While there was no significant difference in median PFS (p=0.49) and OS (p=0.82) between 2 COO arms with CAR-T in 2L, median PFS (13.5 vs 6.2 months; p=0.0176) and OS (28.6 vs 14 months; p=0.028) were significantly superior in the GCB arm with CAR-T in 3L+ compared to non-GCB arm. Similarly, there were no significant differences in PFS or OS at 1, 2, and 3 years between the 2 COO subtypes in 2L, whereas these were superior in GCB arm, compared to non-GCB, when CAR-T was given in 3L+. In multivariate analysis, CAR-T in 2L vs 3L+ was associated with superior PFS (HR, 1.65, 95%CI, 1.11-2.46; p=0.013); however, there was no significant difference in OS (HR, 1.23, 95%CI, 0.78-1.93; p=0.366).

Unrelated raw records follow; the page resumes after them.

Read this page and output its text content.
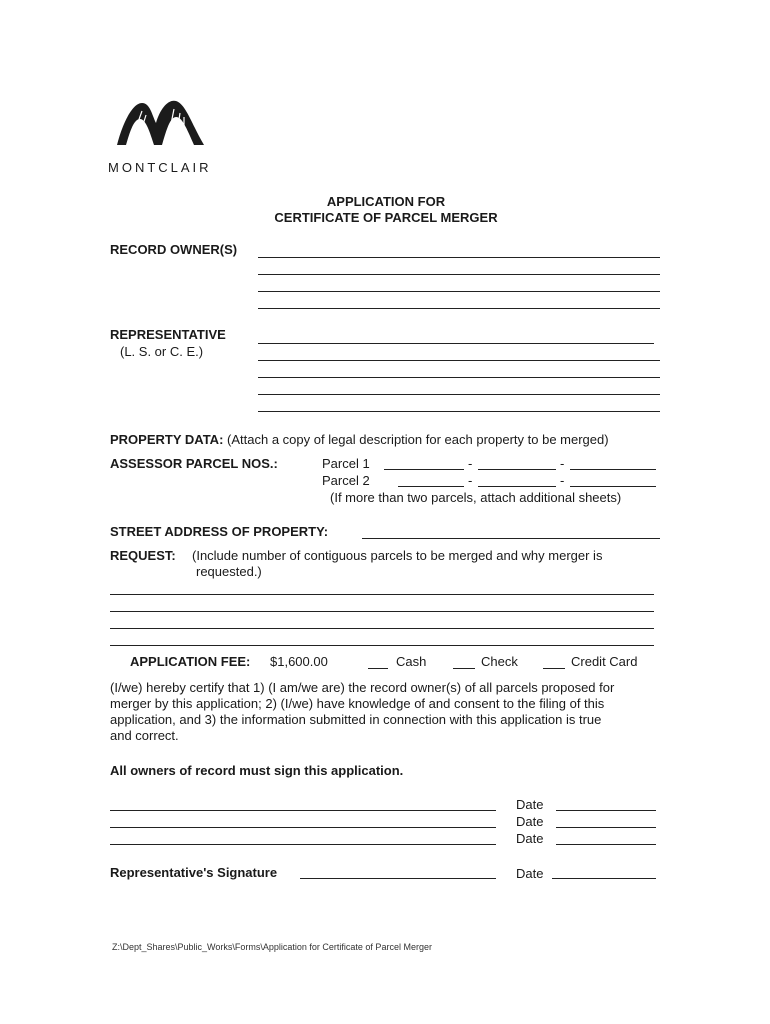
MONTCLAIR
APPLICATION FOR
CERTIFICATE OF PARCEL MERGER
RECORD OWNER(S)
REPRESENTATIVE
(L. S. or C. E.)
PROPERTY DATA: (Attach a copy of legal description for each property to be merged)
ASSESSOR PARCEL NOS.:	Parcel 1	-	-
Parcel 2	-	-
(If more than two parcels, attach additional sheets)
STREET ADDRESS OF PROPERTY:
REQUEST: (Include number of contiguous parcels to be merged and why merger is
requested.)
APPLICATION FEE: $1,600.00	Cash	Check	Credit Card
(I/we) hereby certify that 1) (I am/we are) the record owner(s) of all parcels proposed for
merger by this application; 2) (I/we) have knowledge of and consent to the filing of this
application, and 3) the information submitted in connection with this application is true
and correct.
All owners of record must sign this application.
Date
Date
Date
Representative's Signature	Date
Z:\Dept_Shares\Public_Works\Forms\Application for Certificate of Parcel Merger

Conclusion These results demonstrate that GCB subtype has a superior PFS (HR 1.4) and OS (HR 1.5) compared to non-GCB from CD19+CAR-T. Additionally, GCB subtype derive a significant survival benefit when CAR-T is given in 3L+ setting. Consistent with existing literature, CAR-T in earlier lines (2L vs 3L+) confers a PFS advantage (HR 1.65). Further studies are needed to better define the impact of COO on CAR-T outcomes and elucidate CAR-T resistance mechanisms in non-GCB subtype LBCL.